Since it was clear I was having a problem almost immediately, I am not sure why the TSA officer didn’t offer a private room. I thought that was protocol. It wasn’t even a busy time at the airport. I don’t know what went wrong.

I looked at the woman behind me and said, “I was abused. This is difficult.”

She said comforting words I do not remember and looked at me with kind steady eyes. I braced myself while still protesting the need for a full-body pat down. I was clearly in trouble so I said to the woman with the kind eyes, “Please, just keep looking at me and I will be OK.”

Then the TSA officer spoke some very unfortunate words.

“If you stop interrupting me, this won’t take long.”

Suddenly, it wasn’t a TSA officer who was touching me invasively. How very unfortunate that she used my rapist’s words.

Right there, in the middle of the TSA area at Denver International Airport, I experienced a full PTSD flashback of the day I was raped as freshman in college. The woman with the kind eyes never looked away. She never flinched as I sobbed and shook and felt my body floating above the very present memory.

Through the fog, I heard the kind woman ask the TSA officer if she could hug me. I felt the hug ground me but was still disoriented as I searched for my belongings. I made it to the tram and was relieved to find it almost empty. The man sitting at the other end of the car kept his eyes on his phone while I sobbed and regained control.

Slowly I began to put the puzzle pieces together. I had processed the trauma that caused this PTSD flashback but it seemed that those particular words had not been fully processed. I wondered if there would ever be a time when I would stop experiencing random turmoil from the extensive trauma I experienced. I wasn’t sure, but without these times, it would be easy for me to once again dissociate from the truth of my story.

I needed a plan to calm myself.
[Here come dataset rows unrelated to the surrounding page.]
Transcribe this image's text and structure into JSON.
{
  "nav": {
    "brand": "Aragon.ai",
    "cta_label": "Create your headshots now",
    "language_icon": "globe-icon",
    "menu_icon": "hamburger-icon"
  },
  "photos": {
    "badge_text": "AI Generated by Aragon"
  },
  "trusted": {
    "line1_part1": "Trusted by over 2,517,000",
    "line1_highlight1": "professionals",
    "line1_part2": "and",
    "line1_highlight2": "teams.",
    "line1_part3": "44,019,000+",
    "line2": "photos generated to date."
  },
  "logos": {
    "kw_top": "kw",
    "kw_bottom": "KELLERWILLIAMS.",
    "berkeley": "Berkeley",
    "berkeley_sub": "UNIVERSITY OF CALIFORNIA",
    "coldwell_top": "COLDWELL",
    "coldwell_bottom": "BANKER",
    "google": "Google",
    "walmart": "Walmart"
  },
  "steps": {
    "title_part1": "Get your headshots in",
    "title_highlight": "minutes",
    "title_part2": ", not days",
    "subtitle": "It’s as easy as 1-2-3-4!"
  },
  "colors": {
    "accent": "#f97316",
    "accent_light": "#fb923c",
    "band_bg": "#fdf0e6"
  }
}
I decide that next time, I would ask for a private room, inform the TSA officers of my trauma, and explain that saying those particular ill-chosen words would not be a good idea.

The tram was swiftly approaching the station. I was reminded that there really isn’t time for trauma to heal in our world. Life goes on. I needed to carefully navigate escalators, people movers, and trams to reach my destination and gather the waiting child. As I carefully placed my feet one in front of the other, it reminded me of the life I had lived just barely above the pain. It was necessary to just keep moving.

Slowly, I found the part of me that walked away from trauma and acted like nothing happened. This time, I promised myself I would blog the story because I now fully understood that victims are never completely free of the effects of abuse—even when healed. We can place it in the past and stop it form invading our daily lives, but we can never change the fact that it happened. Yet, when healed, we can use all the ways it made us strong to change our world. What doesn’t kill us does make us stronger.

The pain is all around us if we are watching. The opportunities to help other humans during their moments of distress are all around us. We have a choice to avert our attention like the man in the tram or to step forward and look into the eyes of the human who desperately needs someone to care. It is hard to know if I actually wanted the man on the tram to acknowledge my obvious distress. I am not judging, but if listening carefully, we will know when it is appropriate to step in. Everyone is uncomfortable in these situations, but some have learned to walk past the discomfort in ways that truly make a difference.

There is so much more about this incident that I will be discussing. I somehow learned very early that the eye contact that most abuse victims avoid was a key to both my survival and the ability to disguise my traumatic past. I will be discussing the research findings about ‘the gaze’ in an upcoming blog, but as I was ‘falling’ I understood what I needed the woman to do and she apparently understood also.

For now, I am simply grateful for the woman who was willing to hold me with her eyes.